Features of Running Sunglasses

Firstly, consider whether you want to use your sunglasses for running only or if you want to use them for other purposes as well. This will influence the style you choose. While some of the sunglasses in this guide will look great with your other running gear, they may look out of place in a more formal setting! Other things to consider include:

Protection from UV rays and glare

UV protection is the most important consideration and depends largely on the lenses you choose. Here’s what you can expect from each variety: Polarised lenses – reduce glare and any reflections from water or snow. Even the cheapest sunglasses may come with polarized lenses and often offer UV protection as well.

Photochromic lenses – these are ideal, appearing clear in very cloudy conditions and deepening in color in bright sunlight. Choose these if you like to run at different times of the day. Standard lenses – these are non-polarized and non-photo-color changing.

Hydrophobic lenses – these have a coating that prevents them from fogging up when it’s cold and prevents condensation from forming when you sweat. Interchangeable lenses – these are alternatives to photochromic lenses and allow you to switch styles to suit different light conditions.

Shape and fit

Ideally, choose glasses that fit your face shape so that they block the sun’s rays from as many directions as possible. They should rest comfortably on the bridge of your nose, preferably with a rubber nose rest to prevent them from sliding.

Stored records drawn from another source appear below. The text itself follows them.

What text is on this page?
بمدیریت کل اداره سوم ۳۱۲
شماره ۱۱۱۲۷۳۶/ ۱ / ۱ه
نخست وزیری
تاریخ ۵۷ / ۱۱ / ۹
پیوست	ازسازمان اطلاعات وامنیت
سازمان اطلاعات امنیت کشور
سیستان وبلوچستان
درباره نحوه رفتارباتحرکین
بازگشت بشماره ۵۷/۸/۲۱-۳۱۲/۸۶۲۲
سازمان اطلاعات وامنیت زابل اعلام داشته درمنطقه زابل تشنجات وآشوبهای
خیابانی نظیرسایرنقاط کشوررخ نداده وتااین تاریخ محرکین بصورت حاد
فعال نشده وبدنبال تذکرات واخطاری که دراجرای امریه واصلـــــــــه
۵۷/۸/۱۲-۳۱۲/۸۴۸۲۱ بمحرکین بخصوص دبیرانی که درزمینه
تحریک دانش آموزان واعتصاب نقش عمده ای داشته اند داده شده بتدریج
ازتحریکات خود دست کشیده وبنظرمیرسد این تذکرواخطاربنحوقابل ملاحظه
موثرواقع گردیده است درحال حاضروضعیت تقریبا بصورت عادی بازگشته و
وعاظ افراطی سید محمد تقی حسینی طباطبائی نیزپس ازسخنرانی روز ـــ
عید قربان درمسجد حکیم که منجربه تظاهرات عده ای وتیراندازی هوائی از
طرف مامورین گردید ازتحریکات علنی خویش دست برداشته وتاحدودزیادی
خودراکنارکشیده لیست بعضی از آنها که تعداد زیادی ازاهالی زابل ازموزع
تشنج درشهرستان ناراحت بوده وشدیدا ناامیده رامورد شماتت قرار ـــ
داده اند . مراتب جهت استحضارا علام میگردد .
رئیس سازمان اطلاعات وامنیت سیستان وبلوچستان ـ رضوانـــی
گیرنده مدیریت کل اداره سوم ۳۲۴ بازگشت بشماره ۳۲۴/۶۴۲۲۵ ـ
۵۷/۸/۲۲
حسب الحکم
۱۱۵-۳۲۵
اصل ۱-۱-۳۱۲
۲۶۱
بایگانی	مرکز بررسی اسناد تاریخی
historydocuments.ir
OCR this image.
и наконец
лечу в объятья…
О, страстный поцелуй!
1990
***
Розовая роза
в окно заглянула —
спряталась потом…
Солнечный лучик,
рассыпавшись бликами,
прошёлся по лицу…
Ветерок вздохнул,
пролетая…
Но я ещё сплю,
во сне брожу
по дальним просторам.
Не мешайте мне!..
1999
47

The arms should hold them firmly in place, but not too tightly. Too much pressure on the sides of your head can become very uncomfortable in the long run.

Cost

While our guide contains some affordable options, the best running sunglasses can be very expensive. Expect to pay more for very high-quality, durable lenses that stand the test of time.

Carol Jones
Author
CAROL JONES

Carol Jones is one of the fastest-growing lawyer in the United States. His professional focus is on criminal law, and he often assists clients in resolving their most difficult legal issues. Admiralty law, business litigation, intellectual property issues, class actions, and individual injuries are the mainstays of his work.